Une dégradation supplémentaire pourrait être désastreuse pour l’écosystème local, mais aussi pour le lac voisin d’Ohrid, à 10 kilomètres à l’ouest.
En raison de l’emplacement de Prespa sur un terrain plus élevé, Ohrid s’appuie sur les eaux souterraines qui traversent le calcaire environnant pour maintenir ses niveaux.
Il ressentira probablement toute pression supplémentaire s’accumulant sur Prespa en aval à Ohrid, qui risquait de perdre sa place sur la liste des sites naturels du patrimoine mondial de l’UNESCO il y a à peine deux ans en raison d’une pollution excessive et d’un développement non réglementé.
Selon un rapport du Programme des Nations Unies pour le développement (PNUD), environ 65 tonnes de pesticides sont utilisées chaque année dans la région, de grandes quantités de produits chimiques atteignant Prespa par ruissellement.
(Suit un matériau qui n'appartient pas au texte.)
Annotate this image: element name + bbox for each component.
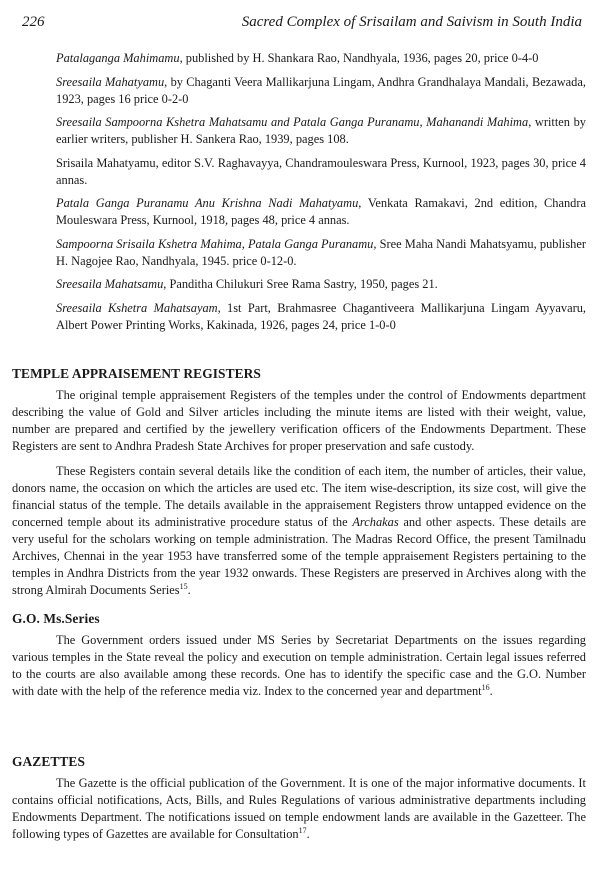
reference-title: Sreesaila Sampoorna Kshetra Mahatsamu and Patala Ganga Puranamu, Mahanandi Mahima [56,115,529,129]
paragraph-end: . [187,583,191,597]
reference-details: , by Chaganti Veera Mallikarjuna Lingam, Andhra Grandhalaya Mandali, Bezawada, 1923, pages 16 price 0-2-0 [56,74,586,106]
reference-details: , Venkata Ramakavi, 2nd edition, Chandra Mouleswara Press, Kurnool, 1918, pages 48, price 4 annas. [56,196,586,227]
paragraph: The original temple appraisement Registers of the temples under the control of Endowments department describing the value of Gold and Silver articles including the minute items are listed with their weight, value, number are prepared and certified by the jewellery verification officers of the Endowments Department. These Registers are sent to Andhra Pradesh State Archives for proper preservation and safe custody. [12,388,586,453]
section-heading: G.O. Ms.Series [12,611,100,626]
paragraph-text: These Registers contain several details like the condition of each item, the number of articles, their value, donors name, the occasion on which the articles are used etc. The item wise-description, its size cost, will give the financial status of the temple. The details available in the appraisement Registers throw untapped evidence on the concerned temple about its administrative procedure status of the [12,464,586,529]
footnote-marker: 15 [179,581,188,591]
reference-details: , Sree Maha Nandi Mahatsyamu, publisher H. Nagojee Rao, Nandhyala, 1945. price 0-12-0. [56,236,586,268]
reference-item [56,300,586,334]
reference-item [56,74,586,108]
paragraph-end: . [489,684,493,698]
reference-item [56,236,586,270]
reference-details: , Panditha Chilukuri Sree Rama Sastry, 1950, pages 21. [163,277,438,291]
section-heading: TEMPLE APPRAISEMENT REGISTERS [12,366,261,381]
reference-details: , 1st Part, Brahmasree Chagantiveera Mallikarjuna Lingam Ayyavaru, Albert Power Printing Works, Kakinada, 1926, pages 24, price 1-0-0 [56,300,586,332]
page-number: 226 [22,14,45,30]
section-heading: GAZETTES [12,754,85,769]
reference-title: Patala Ganga Puranamu Anu Krishna Nadi Mahatyamu [56,196,359,210]
paragraph-text: and other aspects. These details are very useful for the scholars working on temple administration. The Madras Record Office, the present Tamilnadu Archives, Chennai in the year 1953 have transferred some of the temple appraisement Registers pertaining to the temples in Andhra Districts from the year 1932 onwards. These Registers are preserved in Archives along with the strong Almirah Documents Series [12,515,586,597]
reference-details: Srisaila Mahatyamu, editor S.V. Raghavayya, Chandramouleswara Press, Kurnool, 1923, pages 30, price 4 annas. [56,155,586,187]
paragraph-end: . [306,827,310,841]
reference-title: Sreesaila Mahatsamu [56,277,164,291]
emphasis-term: Archakas [352,515,399,529]
reference-item [56,50,586,67]
reference-details: , written by earlier writers, publisher H. Sankera Rao, 1939, pages 108. [56,115,587,146]
footnote-marker: 17 [298,825,307,835]
paragraph-text: The Gazette is the official publication of the Government. It is one of the major informative documents. It contains official notifications, Acts, Bills, and Rules Regulations of various administrative departments including Endowments Department. The notifications issued on temple endowment lands are available in the Gazetteer. The following types of Gazettes are available for Consultation [12,776,586,841]
reference-list [56,50,586,340]
reference-title: Patalaganga Mahimamu [56,51,180,65]
paragraph [12,775,586,843]
paragraph-text: The Government orders issued under MS Series by Secretariat Departments on the issues regarding various temples in the State reveal the policy and execution on temple administration. Certain legal issues referred to the courts are also available among these records. One has to identify the specific case and the G.O. Number with date with the help of the reference media viz. Index to the concerned year and department [12,633,586,698]
reference-item [56,276,586,293]
reference-item [56,114,586,148]
reference-details: , published by H. Shankara Rao, Nandhyala, 1936, pages 20, price 0-4-0 [179,51,539,65]
reference-title: Sampoorna Srisaila Kshetra Mahima, Patala Ganga Puranamu [56,236,374,251]
running-title: Sacred Complex of Srisailam and Saivism in South India [241,14,582,30]
reference-item [56,195,586,229]
paragraph [12,463,586,599]
reference-item [56,155,586,189]
paragraph [12,632,586,700]
section-temple-appraisement-registers [12,366,586,607]
reference-title: Sreesaila Mahatyamu [56,74,165,89]
footnote-marker: 16 [481,682,490,692]
running-head [22,14,582,36]
section-gazettes [12,754,586,851]
section-go-ms-series [12,611,586,708]
reference-title: Sreesaila Kshetra Mahatsayam [56,300,218,315]
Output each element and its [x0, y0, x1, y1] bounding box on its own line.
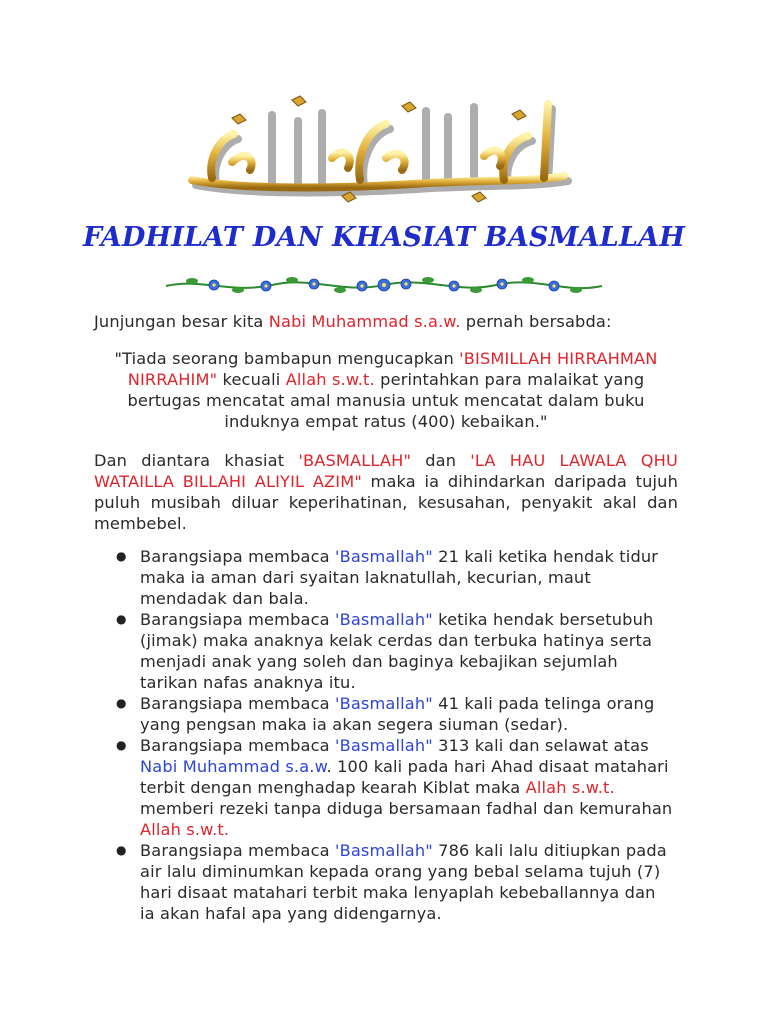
bismillah-phrase: 'BISMILLAH HIRRAHMAN NIRRAHIM": [127, 349, 658, 389]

Les pesticides et les engrais sont largement utilisés dans les célèbres vergers de pommiers de la région, représentant près de 70 % de l’activité économique sur et autour des rives de Prespa dans les régions lacustres de la Macédoine du Nord.
Le Programme des Nations Unies pour le développement a déclaré que « l’élimination des déchets biodégradables et la surutilisation d’engrais et de pesticides » ont stimulé la croissance rapide de la biomasse dans le lac, y compris les algues et les mauvaises herbes envahissantes, mettant en danger les espèces endémiques.
problèmes d’installation
D’innombrables initiatives ont été lancées ces dernières années pour améliorer la gestion des retombées du secteur agricole.
Un projet a vu la construction de huit stations météorologiques qui collectent des données fournissant aux agriculteurs de meilleures informations sur le moment de pulvériser des pesticides, ce qui a entraîné une réduction de 30 % de leur utilisation.
« En réduisant le nombre de traitements, nous obtenons plus d’avantages économiques et améliorons la protection de l’environnement », a déclaré à l’AFP Frosina Georgievska, une pomicultrice de 56 ans qui vit près du lac à Resen, en Macédoine du Nord.
Mais dans une région où les difficultés économiques, l’effondrement des infrastructures et la baisse des taux de natalité restent parmi les problèmes les plus pressants, les préoccupations environnementales sont souvent négligées dans les priorités gouvernementales.
Cependant, la plupart des experts estiment que davantage doit être fait pour protéger l’avenir du lac, y compris une meilleure application d’un ensemble d’accords que la Macédoine du Nord, l’Albanie et la Grèce ont signés en 2012.
Les militants ont appelé à passer à l’agriculture biologique et à investir dans le tourisme durable pour contribuer à la sensibilisation.
« Nous voulons préserver l’authenticité et la beauté de Prespa, tout en en profitant », a déclaré Maria Eftimovska, 42 ans, une militante écologiste locale.